"Des semaines de 85 à 90 heures" : quand la pénurie de gynécologues fait exploser le temps de travail
Prise de rendez-vous compliquée pour les patientes, surcroît de travail pour les médecins : peu de villes échappent à la pénurie de gynécologues. Exemple à Stains, dans une clinique qui ne parvient pas, depuis deux ans, à pourvoir un poste.
Depuis la loi Neuwirth autorisant l'accès à la contraception, il y a cinquante ans, la prise en charge des femmes s'est développée. Mais la pénurie de gynécologues en France pose des problèmes, entre les difficultés pour la prise d'un rendez-vous rapide et les complications pour pourvoir un poste de médecin. Illustration dans une clinique privée de Stains, en Seine-Saint-Denis.

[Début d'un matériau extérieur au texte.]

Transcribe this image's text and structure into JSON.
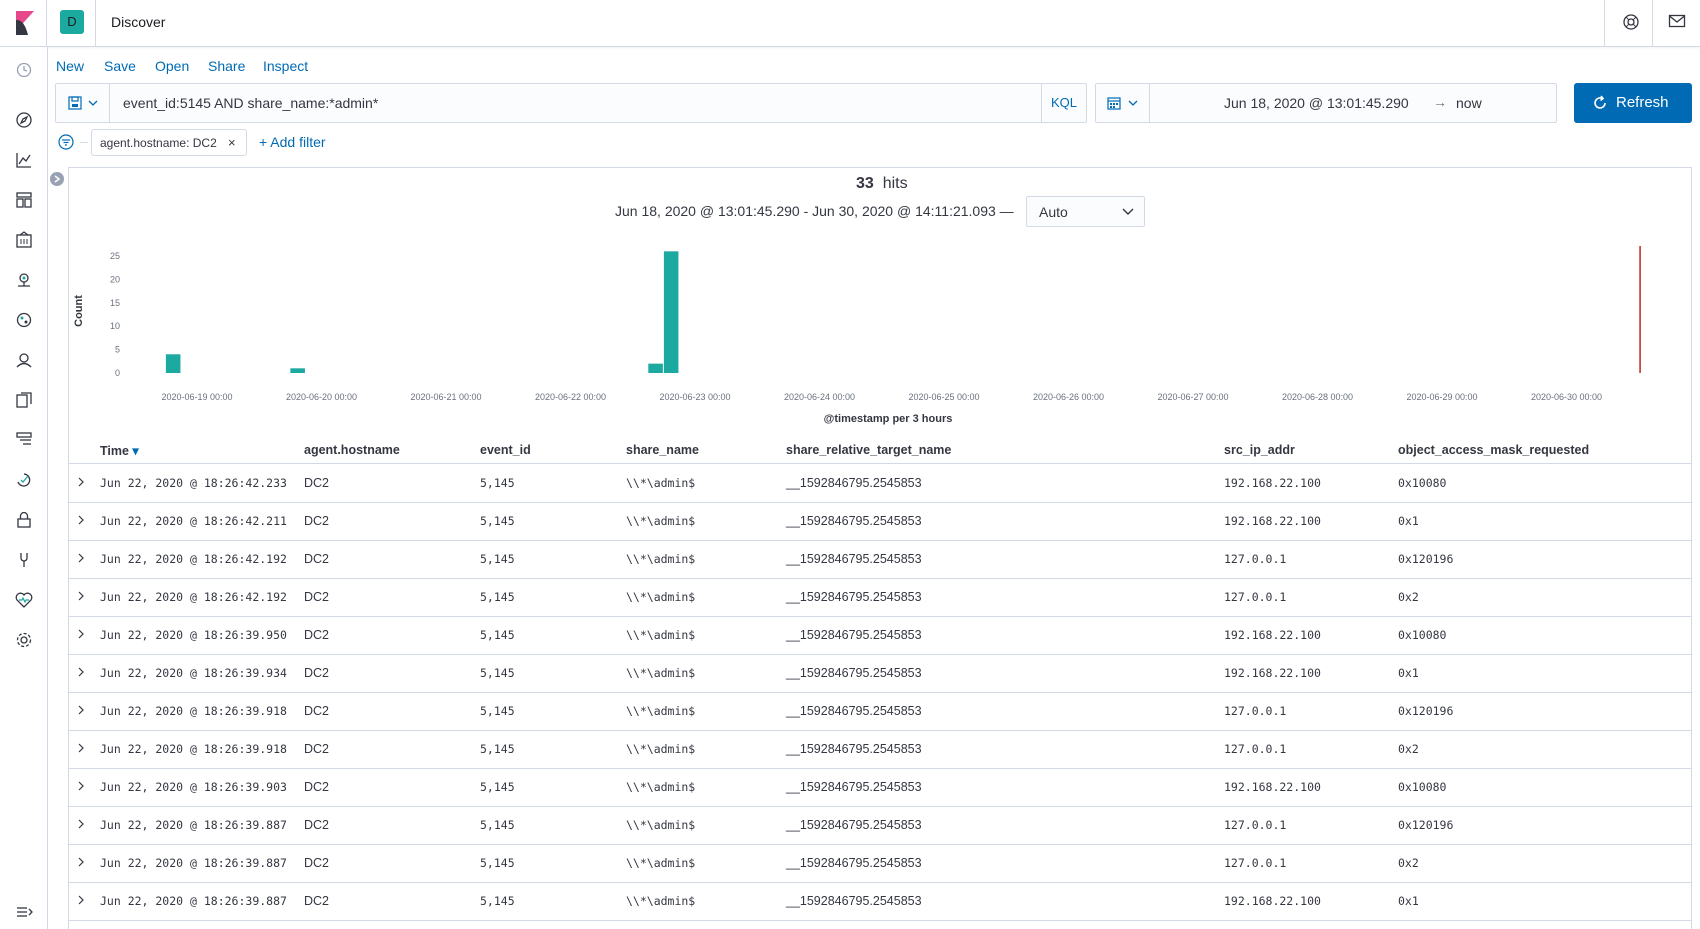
{
  "header": {
    "space_initial": "D",
    "app_title": "Discover",
    "right_icons": [
      "help-icon",
      "mail-icon"
    ]
  },
  "leftnav": {
    "icons": [
      "recently-viewed-icon",
      "discover-icon",
      "visualize-icon",
      "dashboard-icon",
      "canvas-icon",
      "maps-icon",
      "ml-icon",
      "siem-icon",
      "uptime-icon",
      "logs-icon",
      "apm-icon",
      "security-icon",
      "dev-tools-icon",
      "monitoring-icon",
      "management-icon",
      "dock-icon"
    ]
  },
  "topmenu": {
    "new": "New",
    "save": "Save",
    "open": "Open",
    "share": "Share",
    "inspect": "Inspect"
  },
  "query": {
    "text": "event_id:5145 AND share_name:*admin*",
    "language": "KQL"
  },
  "date": {
    "start": "Jun 18, 2020 @ 13:01:45.290",
    "arrow": "→",
    "end": "now"
  },
  "refresh_label": "Refresh",
  "filters": {
    "pill": "agent.hostname: DC2",
    "pill_close": "×",
    "add": "+ Add filter"
  },
  "hits": {
    "count": "33",
    "label": "hits"
  },
  "range_text": "Jun 18, 2020 @ 13:01:45.290 - Jun 30, 2020 @ 14:11:21.093 —",
  "interval": "Auto",
  "chart_data": {
    "type": "bar",
    "ylabel": "Count",
    "xlabel": "@timestamp per 3 hours",
    "ylim": [
      0,
      25
    ],
    "yticks": [
      "0",
      "5",
      "10",
      "15",
      "20",
      "25"
    ],
    "xticks": [
      "2020-06-19 00:00",
      "2020-06-20 00:00",
      "2020-06-21 00:00",
      "2020-06-22 00:00",
      "2020-06-23 00:00",
      "2020-06-24 00:00",
      "2020-06-25 00:00",
      "2020-06-26 00:00",
      "2020-06-27 00:00",
      "2020-06-28 00:00",
      "2020-06-29 00:00",
      "2020-06-30 00:00"
    ],
    "bar_color": "#1ba9a0",
    "bars": [
      {
        "x": "2020-06-18 18:00",
        "value": 4
      },
      {
        "x": "2020-06-19 18:00",
        "value": 1
      },
      {
        "x": "2020-06-22 15:00",
        "value": 2
      },
      {
        "x": "2020-06-22 18:00",
        "value": 26
      }
    ],
    "now_marker": "2020-06-30 14:11"
  },
  "table": {
    "columns": [
      "Time",
      "agent.hostname",
      "event_id",
      "share_name",
      "share_relative_target_name",
      "src_ip_addr",
      "object_access_mask_requested"
    ],
    "sort_icon": "▾",
    "rows": [
      [
        "Jun 22, 2020 @ 18:26:42.233",
        "DC2",
        "5,145",
        "\\\\*\\admin$",
        "__1592846795.2545853",
        "192.168.22.100",
        "0x10080"
      ],
      [
        "Jun 22, 2020 @ 18:26:42.211",
        "DC2",
        "5,145",
        "\\\\*\\admin$",
        "__1592846795.2545853",
        "192.168.22.100",
        "0x1"
      ],
      [
        "Jun 22, 2020 @ 18:26:42.192",
        "DC2",
        "5,145",
        "\\\\*\\admin$",
        "__1592846795.2545853",
        "127.0.0.1",
        "0x120196"
      ],
      [
        "Jun 22, 2020 @ 18:26:42.192",
        "DC2",
        "5,145",
        "\\\\*\\admin$",
        "__1592846795.2545853",
        "127.0.0.1",
        "0x2"
      ],
      [
        "Jun 22, 2020 @ 18:26:39.950",
        "DC2",
        "5,145",
        "\\\\*\\admin$",
        "__1592846795.2545853",
        "192.168.22.100",
        "0x10080"
      ],
      [
        "Jun 22, 2020 @ 18:26:39.934",
        "DC2",
        "5,145",
        "\\\\*\\admin$",
        "__1592846795.2545853",
        "192.168.22.100",
        "0x1"
      ],
      [
        "Jun 22, 2020 @ 18:26:39.918",
        "DC2",
        "5,145",
        "\\\\*\\admin$",
        "__1592846795.2545853",
        "127.0.0.1",
        "0x120196"
      ],
      [
        "Jun 22, 2020 @ 18:26:39.918",
        "DC2",
        "5,145",
        "\\\\*\\admin$",
        "__1592846795.2545853",
        "127.0.0.1",
        "0x2"
      ],
      [
        "Jun 22, 2020 @ 18:26:39.903",
        "DC2",
        "5,145",
        "\\\\*\\admin$",
        "__1592846795.2545853",
        "192.168.22.100",
        "0x10080"
      ],
      [
        "Jun 22, 2020 @ 18:26:39.887",
        "DC2",
        "5,145",
        "\\\\*\\admin$",
        "__1592846795.2545853",
        "127.0.0.1",
        "0x120196"
      ],
      [
        "Jun 22, 2020 @ 18:26:39.887",
        "DC2",
        "5,145",
        "\\\\*\\admin$",
        "__1592846795.2545853",
        "127.0.0.1",
        "0x2"
      ],
      [
        "Jun 22, 2020 @ 18:26:39.887",
        "DC2",
        "5,145",
        "\\\\*\\admin$",
        "__1592846795.2545853",
        "192.168.22.100",
        "0x1"
      ]
    ]
  }
}
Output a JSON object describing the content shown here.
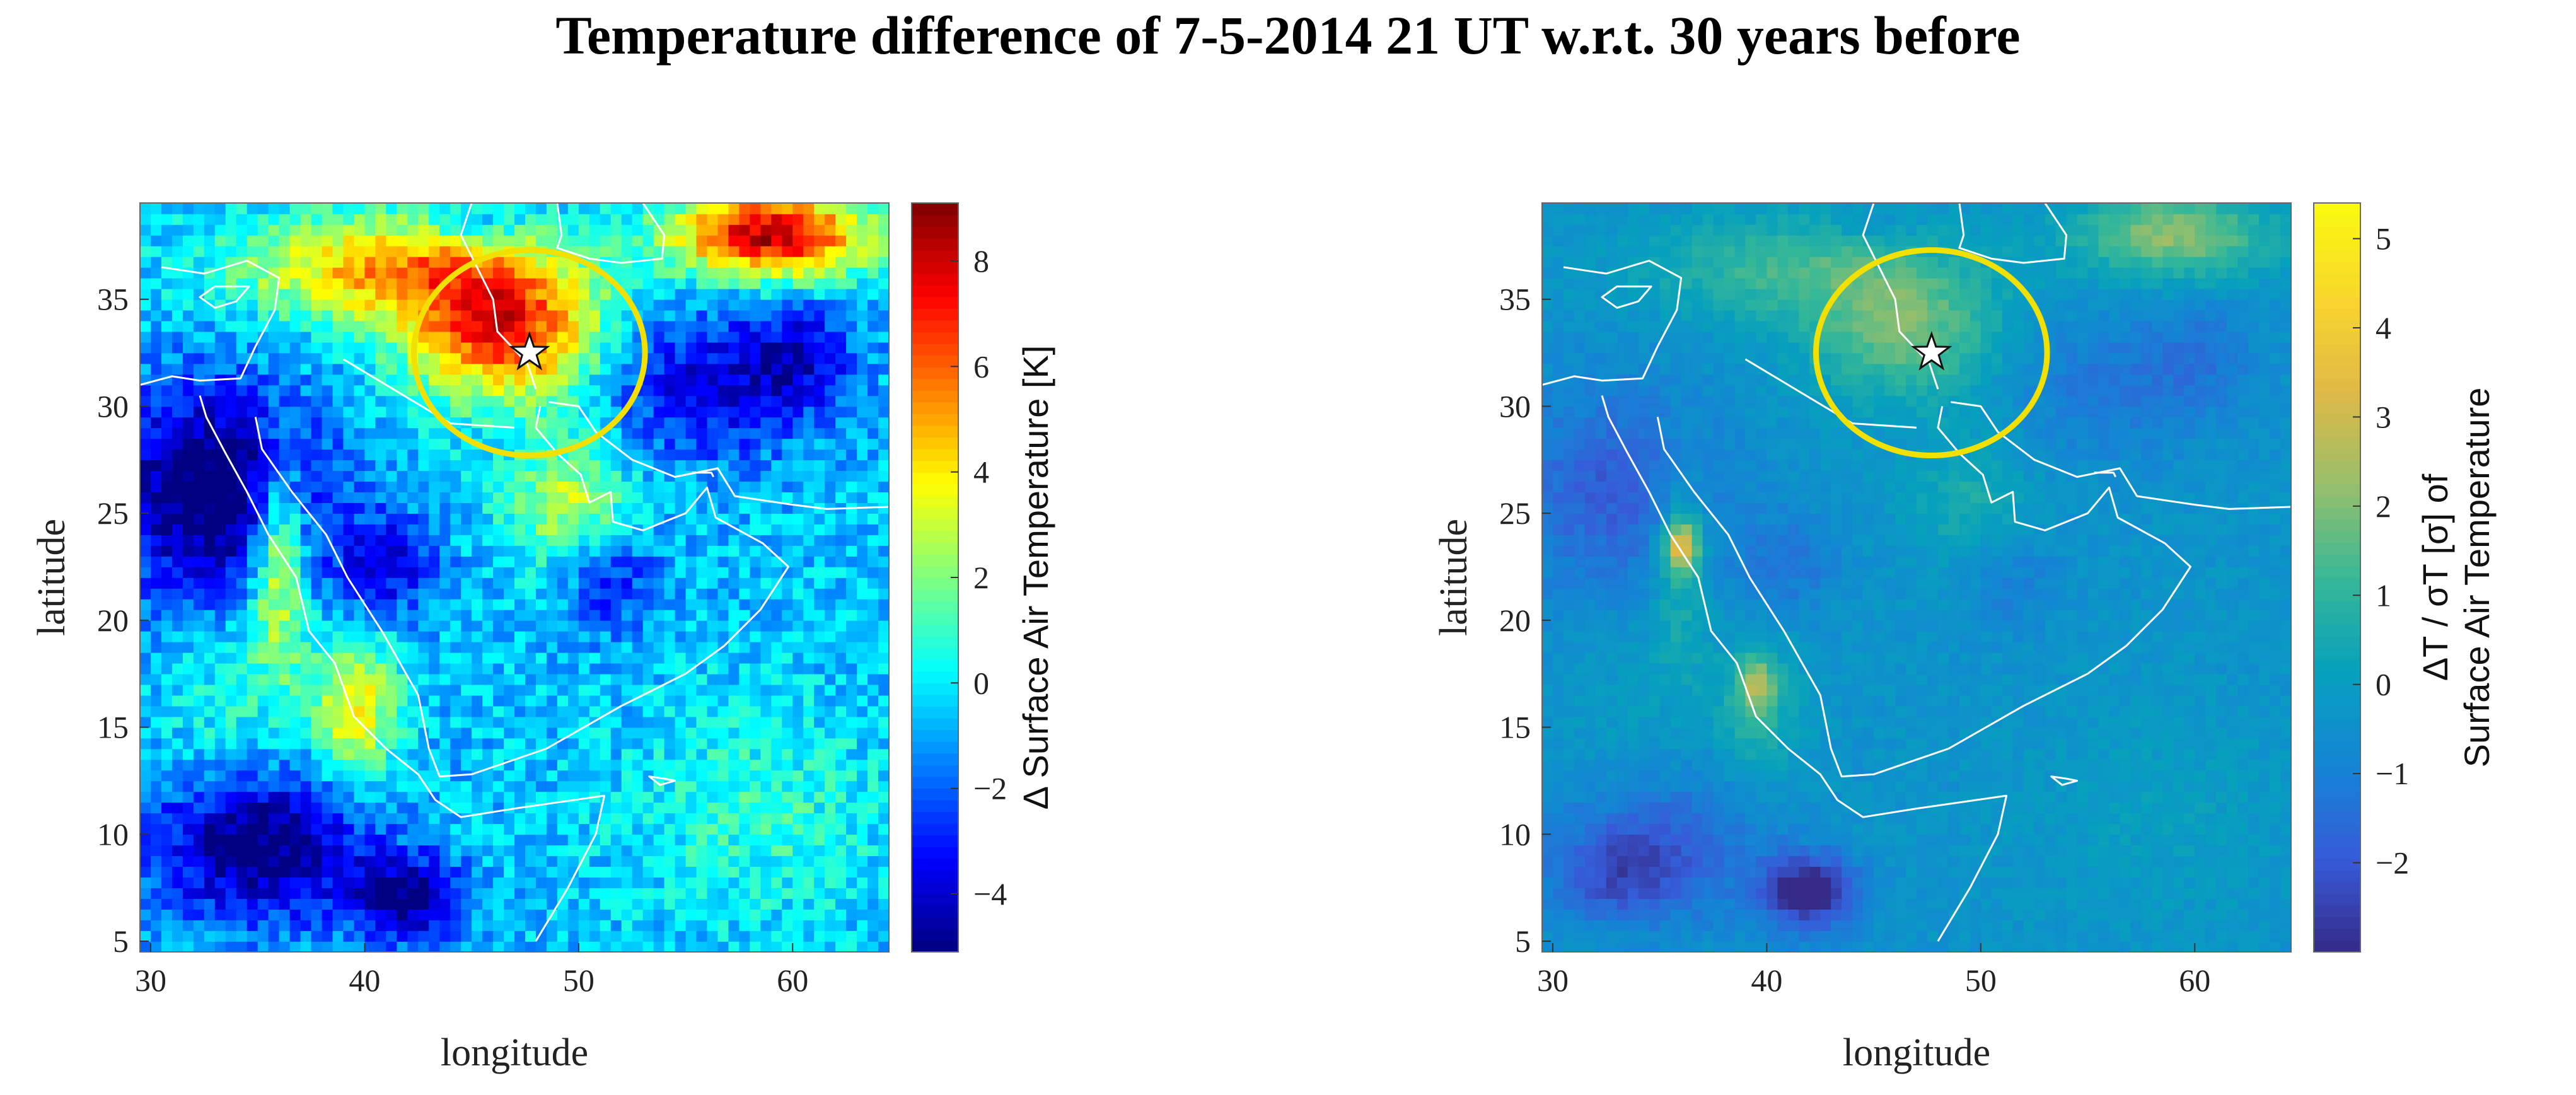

Choisir son gynéco : mission difficile
Dans la salle d'attente, Cassandre attend de consulter son gynécologue. Elle est venue depuis Paris pour son rendez-vous avec un médecin, qu'elle a choisi. "C’est tellement intime pour nous les femmes que pour moi, c’est primordial d’avoir un bon gynécologue, à mon écoute, et qui a un bon traitement de ses patientes", dit-elle. Mais le choix tourne à l'impossible. Selon une enquête du quotidien Le Monde, le nombre de gynécologues a chuté de plus de 41% en France, entre 2007 et 2017. Pour décrocher une consultation, il faut s'armer de patience. Le docteur Dominique Drouin confirme la difficulté. "Mon carnet de rendez-vous est à peu près plein sur un mois. En province, ça doit être pire", dit-il, estimant certaines mesures sans effet.
À un moment, on a voulu mettre le métier de gynécologue entre les mains des généralistes. Ça ne marche pas si bien que ça parce que je ne pense pas que les femmes aient envie de se faire examiner intimement par un médecin généraliste.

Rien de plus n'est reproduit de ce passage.